It wasn’t too long ago that I displayed an anarchist flag in my office, oblivious to the contradiction between the flag and my commitment, as a lawyer, to uphold the Constitution and laws of the United States. It took representation of a group of folks walking on the wild side of the law to teach me a deeper respect for the rule of law.
I’m reminded of this as I watch, with dread, events in Seattle.
Things won’t end well in the Capitol Hill Autonomous Zone, or “CHAZ.”
Recall Occupy New Haven in 2011/2012. They were the group who set up a tent city on the New Haven Green, the public space in the center of the city. I was the lead lawyer representing them in federal court, trying to prevent the City of New Haven from dismantling their tents. Another lawyer attended the group's more quotidian affairs.
It all started well enough. Protestors announced that they were the 99 percent, the people, a group in opposition to the one percent who control the nation’s wealth. The protest began as a complaint about income inequality and the lack of opportunity for the vast majority of Americans. Occupying the green, setting up a tent city, would demonstrate to the world that marginal people would no longer be ignored. They’d camp out on the green until the world, and, presumably, social policy, took note of them.
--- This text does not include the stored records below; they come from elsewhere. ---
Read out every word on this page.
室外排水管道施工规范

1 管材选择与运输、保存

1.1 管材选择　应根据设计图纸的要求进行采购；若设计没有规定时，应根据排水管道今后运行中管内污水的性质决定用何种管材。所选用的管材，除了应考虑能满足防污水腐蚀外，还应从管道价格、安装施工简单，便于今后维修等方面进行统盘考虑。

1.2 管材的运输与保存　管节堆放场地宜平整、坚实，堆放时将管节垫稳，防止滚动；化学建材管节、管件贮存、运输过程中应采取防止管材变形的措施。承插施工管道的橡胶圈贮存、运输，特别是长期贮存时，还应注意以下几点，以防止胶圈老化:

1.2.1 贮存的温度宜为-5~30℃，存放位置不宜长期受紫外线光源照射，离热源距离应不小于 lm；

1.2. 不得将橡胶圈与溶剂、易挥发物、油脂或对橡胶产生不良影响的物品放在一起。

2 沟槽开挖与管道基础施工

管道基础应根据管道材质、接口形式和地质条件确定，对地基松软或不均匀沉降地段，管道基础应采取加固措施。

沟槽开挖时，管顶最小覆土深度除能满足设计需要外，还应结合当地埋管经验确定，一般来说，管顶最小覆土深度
Justice, they cried. Now! It is the cry of radicals everywhere.
The tent city remained in place four roughly six months. Protestors set up camp in October and remained until forcibly removed in the late Spring of 2012, just in time for the green to be tidied up for Yale’s graduation ceremonies. (Follow the money when justice is done; Lady Justice may wear a blindfold, but her robes are expensive.)
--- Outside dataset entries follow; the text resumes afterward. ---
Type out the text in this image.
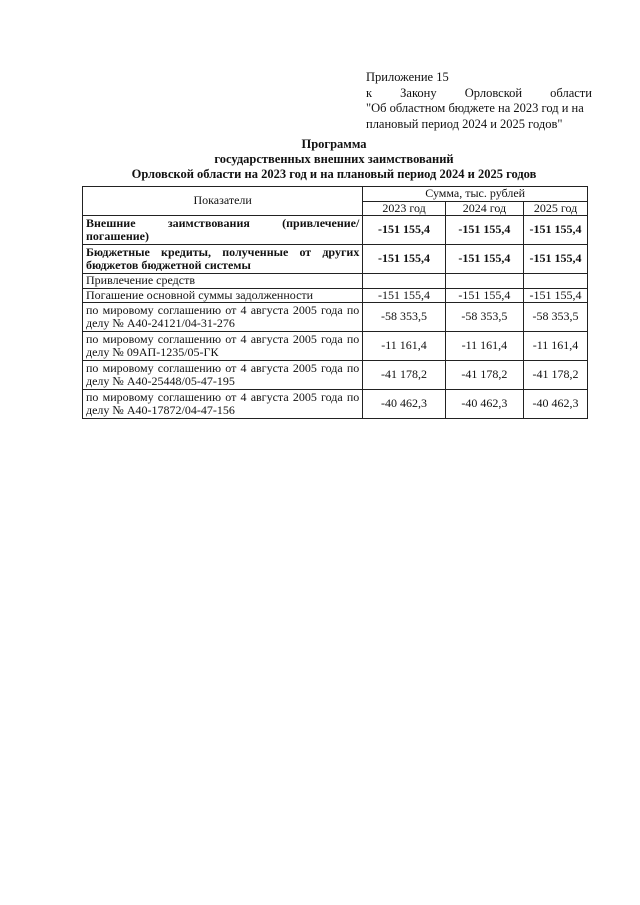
Приложение 15
к Закону Орловской области
"Об областном бюджете на 2023 год и на
плановый период 2024 и 2025 годов"
Программа
государственных внешних заимствований
Орловской области на 2023 год и на плановый период 2024 и 2025 годов
Показатели	Сумма, тыс. рублей		
	2023 год	2024 год	2025 год
Внешние заимствования (привлечение/погашение)	-151 155,4	-151 155,4	-151 155,4
Бюджетные кредиты, полученные от других бюджетов бюджетной системы	-151 155,4	-151 155,4	-151 155,4
Привлечение средств			
Погашение основной суммы задолженности	-151 155,4	-151 155,4	-151 155,4
по мировому соглашению от 4 августа 2005 года по делу № А40-24121/04-31-276	-58 353,5	-58 353,5	-58 353,5
по мировому соглашению от 4 августа 2005 года по делу № 09АП-1235/05-ГК	-11 161,4	-11 161,4	-11 161,4
по мировому соглашению от 4 августа 2005 года по делу № А40-25448/05-47-195	-41 178,2	-41 178,2	-41 178,2
по мировому соглашению от 4 августа 2005 года по делу № А40-17872/04-47-156	-40 462,3	-40 462,3	-40 462,3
When New Haven tried to force the protestors off the green, we went to federal court. The people assembled were engaged in protest speech. When the District Court disagreed, we took our fight to the federal appellate court in New York. The tent city was dismantled when the appeals court ruled it was time for the protestors to leave.
We counted it a victory to remain on the green for as long as we did. The city made it easy, providing portable toilets and policing. But we weren't so bold as to declare independence. That would have been specious nonsense.
Working with the group wasn’t an idyllic experience. As the weeks turned to months and the number of tents dwindled from 100 or so to a score or more, the gritty of reality of people living together became more and more obvious. There were reports of theft; there was a claimed sexual assault; cliques emerged. I worried, from time to time, about violence erupting. We wondered whether to ask for police help, but that seemed somehow hypocritical – you can’t very well proclaim utopia in plain view of the world and then come crawling to the police for help.
It turns out these happy anarchists quickly became the same sort of grouchy territorial creatures they thought they had escaped from. New Haven’s police and administration did a good job of giving the protestors the space they needed to speak out, to act out, without abandoning their responsibility to protect the public.
Not so the feckless mayor of Seattle, Jenny Durkan, of Washington State’s moronic Gov. Jay Inslee. These two woke politicos have basically walked away from their responsibilities as activists not only took to the streets, but, effectively, declared themselves to be an independent republic. There is no police presence in CHAZ. Armed civilians patrol the perimeter of the neighbor, demanding tribute from residents, and checking the papers of those who seek to enter the Capitol Hill neighborhood. I listened this morning as one social justice warrior threatened to “blow the head off” of a person questioning this secessionist playpen’s attempt to rule.
Occupy New Haven was child’s play by contrast to CHAZ.
Someone is going to get hurt, and badly, in Seattle.
What happens when one of the leaders of this brave new mini-republic attempts to force a resident to do something – let’s say pay tribute, or remain home, or kneel at just the right time and in the right way? Normally, a city resident can call the police when molested in their home or in public. But Seattle’s mayor has called off the police; Gov. Inslee pretends not to know what’s going on. Public authorities have abandoned the folks in this neighborhood.
Suppose a resident unhappy with this motley coup decides to resist, and does so by show of force? Is that use of force justified? When the law refuses to respond, folks have a right to take matters into their own hands. That’s a given in every version of social contract theory.
So a woke mob wants to secede from the union. It wasn’t so simple when the South tried to do so. Much blood was shed in the name of the sacred bonds of union. Abandoning any portion of the good people of Seattle to the dictatorship of the woke violates the social compact. There are no autonomous zones in a republic.
The law sets the minimum conditions of life in a community. When the law abandons people it returns them to the state of nature, where, as Thomas Hobbes once put, life is “solitary, poor, nasty, brutish and short.” What happens when someone gets killed in CHAZ?
We’re in the thrall of a legitimation crisis. Anarchy is one response. So, too, is reclaiming public spaces by means of force. CHAZ doesn’t end well if it doesn’t end soon. Let’s face it, Seattle isn’t Woodstock, and all the woke-gibberish in the world won’t transform this unruly mob into a republic.